The list also includes "A Touch of Sin" by Chinese director Jia Zhangke; "The Past," from Iranian director Asghar Farhadi, featuring Tahar Rahim and rising star Berenice Bejo who garnered attention for "The Artist"; and Mexican narco-film "Heli" by director Amat Escalante, who explores how love and family ties can provide solace in the desperation stemming from drug trafficking.
Old favorite filmmakers of the festival also fared well.
Joel and Ethan Coen, who won the Palme d'Or in 1991 for "Barton Fink," will show their latest film "Inside Llewyn Davis," set in New York 1960s folk music scene, starring Carey Mulligan, Justin Timberlake and John Goodman.
Soderbergh, who caused controversy with 1989's Palme d'Or winner "Sex, Lies and Videotape," is back with "Behind the Candelabra," based on the autobiographical novel in which Scott Thorson recounts his relationship with the flamboyant pianist Liberace.
Roman Polanski's "Venus In Fur" could give Oscar-winning Polish director his second Cannes accolade. He won in 2002 with "The Pianist."
"Only God Forgives," Ryan Gosling's second film with "Drive" director Nicolas Winding Refn, is also in the running. Gosling, paired with Kristin Scott Thomas, stars as a criminal in the Bangkok underworld.
Other nominees include Japanese director Takashi Miike.
Organizers sifted through 1,858 submissions over recent months. Some were submitted as late as Wednesday night, 12 hours before the official selection would be announced.
Last year, Cannes was accused of sexism for a shortlist that included no women. This year, there is one female Palme d'Or contender, Valeria Bruni-Tedeschi with her first feature "A Chateau in Italy." Bruni-Tedeschi is the sister of former French First Lady Carla Bruni.
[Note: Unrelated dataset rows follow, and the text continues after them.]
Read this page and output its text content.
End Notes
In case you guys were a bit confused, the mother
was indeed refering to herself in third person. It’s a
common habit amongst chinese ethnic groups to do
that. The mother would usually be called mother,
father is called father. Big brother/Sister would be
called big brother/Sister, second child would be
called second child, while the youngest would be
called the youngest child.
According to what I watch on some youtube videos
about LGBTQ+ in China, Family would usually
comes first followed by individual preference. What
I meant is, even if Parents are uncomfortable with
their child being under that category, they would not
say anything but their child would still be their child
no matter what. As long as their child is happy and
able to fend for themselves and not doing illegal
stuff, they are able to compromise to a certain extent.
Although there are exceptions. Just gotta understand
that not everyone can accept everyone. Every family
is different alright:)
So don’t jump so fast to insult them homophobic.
"The Great Gatsby," with Leonardo DiCaprio in the title role and directed by Australian Baz Luhrmann, will open this year's Cannes festival -- in 3-D, no less. The film will be making its premiere but is not entered in the competition.
Hollywood giant Steven Spielberg heads the jury at the festival at the French Riviera this year, which runs May 15-26.
Sofia Coppola's "The Bling Ring" will open the other official section of the festival, "Un Certain Regard," which highlights unique styles and different points of view.
Coppola opened this section once before with the 80s-tinged "Marie Antoinette," that divided critics back in 2006. "The Bling Ring," starring Emma Watson, tells the true tale of celebrity-obsessed teenagers who use the internet to track the whereabouts of their famous targets in order to break into their homes.
Other films in this section include "As I Lay Dying" by actor-director James Franco, an adaptation of the famed William Faulkner novel of the same name.
Danish "Dogma" director Thomas Vinterberg will head the "Un Certain Regard" jury.